The world’s oceans are more crowded and busy than previously thought, according to a new study by Global Fishing Watch, published in Nature journal.
New deep machine learning
Researchers used a combination of satellite imagery from the European Space Agency’s Sentinel-1 and Artificial Intelligence to analyse 2,000 terabytes of advanced radar data – which can penetrate clouds and “see” in the dark. This method goes far beyond the traditional way of tracking maritime activity (the so-called Automatic Identification System, or AIS) through radio signals sent out from boxes on vessels.
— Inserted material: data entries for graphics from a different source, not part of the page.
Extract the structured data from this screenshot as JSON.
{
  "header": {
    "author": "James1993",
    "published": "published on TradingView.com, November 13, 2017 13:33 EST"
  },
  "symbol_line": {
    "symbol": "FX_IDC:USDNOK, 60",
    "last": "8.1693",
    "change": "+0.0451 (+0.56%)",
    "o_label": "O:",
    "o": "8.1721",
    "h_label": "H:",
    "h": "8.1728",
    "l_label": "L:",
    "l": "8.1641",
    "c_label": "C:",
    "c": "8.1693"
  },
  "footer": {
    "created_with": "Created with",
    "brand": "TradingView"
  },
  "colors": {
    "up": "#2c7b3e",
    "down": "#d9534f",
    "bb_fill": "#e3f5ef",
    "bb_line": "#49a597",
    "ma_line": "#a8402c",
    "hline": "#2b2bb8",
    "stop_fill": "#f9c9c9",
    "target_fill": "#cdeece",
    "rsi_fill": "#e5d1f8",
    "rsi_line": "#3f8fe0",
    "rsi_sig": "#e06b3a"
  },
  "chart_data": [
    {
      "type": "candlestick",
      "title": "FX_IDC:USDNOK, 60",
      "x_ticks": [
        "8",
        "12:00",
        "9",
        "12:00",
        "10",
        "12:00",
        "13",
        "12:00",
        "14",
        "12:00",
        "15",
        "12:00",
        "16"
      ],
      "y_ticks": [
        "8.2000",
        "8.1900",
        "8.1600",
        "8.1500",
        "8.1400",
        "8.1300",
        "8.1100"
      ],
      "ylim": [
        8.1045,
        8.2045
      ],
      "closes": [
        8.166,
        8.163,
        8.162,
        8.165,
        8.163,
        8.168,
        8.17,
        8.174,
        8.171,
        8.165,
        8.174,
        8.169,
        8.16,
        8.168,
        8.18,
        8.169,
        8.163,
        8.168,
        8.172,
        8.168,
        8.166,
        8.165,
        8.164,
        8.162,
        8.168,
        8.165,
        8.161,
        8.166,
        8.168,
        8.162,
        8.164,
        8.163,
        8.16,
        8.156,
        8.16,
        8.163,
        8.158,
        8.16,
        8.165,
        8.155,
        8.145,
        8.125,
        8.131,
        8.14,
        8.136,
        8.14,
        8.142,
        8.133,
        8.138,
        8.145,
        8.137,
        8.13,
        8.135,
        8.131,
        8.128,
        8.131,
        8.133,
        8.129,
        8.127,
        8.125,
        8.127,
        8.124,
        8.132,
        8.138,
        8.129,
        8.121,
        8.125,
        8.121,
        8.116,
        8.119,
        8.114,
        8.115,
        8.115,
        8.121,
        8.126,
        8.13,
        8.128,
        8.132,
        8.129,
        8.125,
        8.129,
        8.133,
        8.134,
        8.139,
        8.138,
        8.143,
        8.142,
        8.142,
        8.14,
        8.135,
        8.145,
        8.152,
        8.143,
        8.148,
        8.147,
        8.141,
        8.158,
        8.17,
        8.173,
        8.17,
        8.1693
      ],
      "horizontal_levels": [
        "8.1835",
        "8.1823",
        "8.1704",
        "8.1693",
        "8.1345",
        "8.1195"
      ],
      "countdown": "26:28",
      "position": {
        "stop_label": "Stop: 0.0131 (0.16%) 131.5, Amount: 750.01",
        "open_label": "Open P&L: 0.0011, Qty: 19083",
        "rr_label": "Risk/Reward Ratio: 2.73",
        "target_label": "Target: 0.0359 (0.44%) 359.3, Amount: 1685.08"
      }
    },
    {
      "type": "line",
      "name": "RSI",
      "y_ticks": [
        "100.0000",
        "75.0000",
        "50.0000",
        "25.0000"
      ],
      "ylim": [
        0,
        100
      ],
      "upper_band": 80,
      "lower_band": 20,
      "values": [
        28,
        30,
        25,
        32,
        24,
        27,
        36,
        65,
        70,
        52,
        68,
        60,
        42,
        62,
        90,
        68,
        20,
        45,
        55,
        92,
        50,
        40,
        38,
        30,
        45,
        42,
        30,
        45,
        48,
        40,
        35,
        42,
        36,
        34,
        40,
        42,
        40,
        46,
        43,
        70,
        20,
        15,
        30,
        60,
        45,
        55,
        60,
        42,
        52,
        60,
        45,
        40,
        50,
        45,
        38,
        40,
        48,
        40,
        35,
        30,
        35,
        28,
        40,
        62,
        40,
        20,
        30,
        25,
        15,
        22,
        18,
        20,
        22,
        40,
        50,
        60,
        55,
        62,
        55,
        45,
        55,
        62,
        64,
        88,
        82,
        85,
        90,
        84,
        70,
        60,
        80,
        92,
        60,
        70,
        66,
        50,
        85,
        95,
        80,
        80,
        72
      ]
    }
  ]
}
AIS is open to abuse by vessels which fail to carry or simply turn off the tracking signal when they wish to go unnoticed. The new deep machine learning approach fills in these gaps, and “excels at finding patterns in large amounts of data”, said Fernando Paolo, lead author of the study.
Shocking undisclosed industrial activity
The study focused on just 15 percent of the world’s oceans where 75 percent of industrial activity takes place, looking at vessel movements and the evolution of stationary offshore infrastructure between 2017 and 2021. But what it has revealed about human activity at sea is shocking, from suspicious fishing operations to a proliferation of offshore energy development. “By combining space technology with state-of-the-art machine learning, we mapped undisclosed industrial activity at sea on a scale never done before,” Paolo said.
The study shows a colossal 75% of the world’s industrial fishing vessels escape public tracking, as do up to 30 percent of transport and energy vessels. Much of the unofficial fishing takes place off the coasts of Africa and South Asia, with some areas that “previously showed little to no vessel activity” in fact experiencing heavy vessel traffic.
Whale deaths
As for offshore energy development, wind turbines outnumbered oil structures by the end of 2020, composing 48 percent of all ocean infrastructure by the following year, while oil structures accounted for 38 percent. The vast majority of wind energy development is taking place in northern Europe and China. However, the number of oil structures grew 16 percent over the five years studied, with oil exploitation linked to five times as much vessel traffic globally as wind turbines in 2021. Why does this matter? Whale deaths have been linked to vessel strikes.
“It can’t be the Wild West”
“Until now, no comprehensive, global map of these different types of maritime infrastructure had been available,” commented Microsoft postdoctoral researcher Konstantin Klemmer and University of Colorado Boulder assistant professor Esther Rolf, also in Nature.
As nations try to stop climate change and protect biodiversity, with nearly all signed up to the Kunming-Montreal Global Biodiversity Framework’s joint target of protecting 30% of Earth’s land and waters by 2030, this study exposes the fact that the sea is “getting more crowded” said David Kroodsma, study co-author, speaking to The Verge. “Suddenly you have to decide how we’re going to manage this giant global commons. It can’t be the Wild West. And that’s the way it’s been historically.”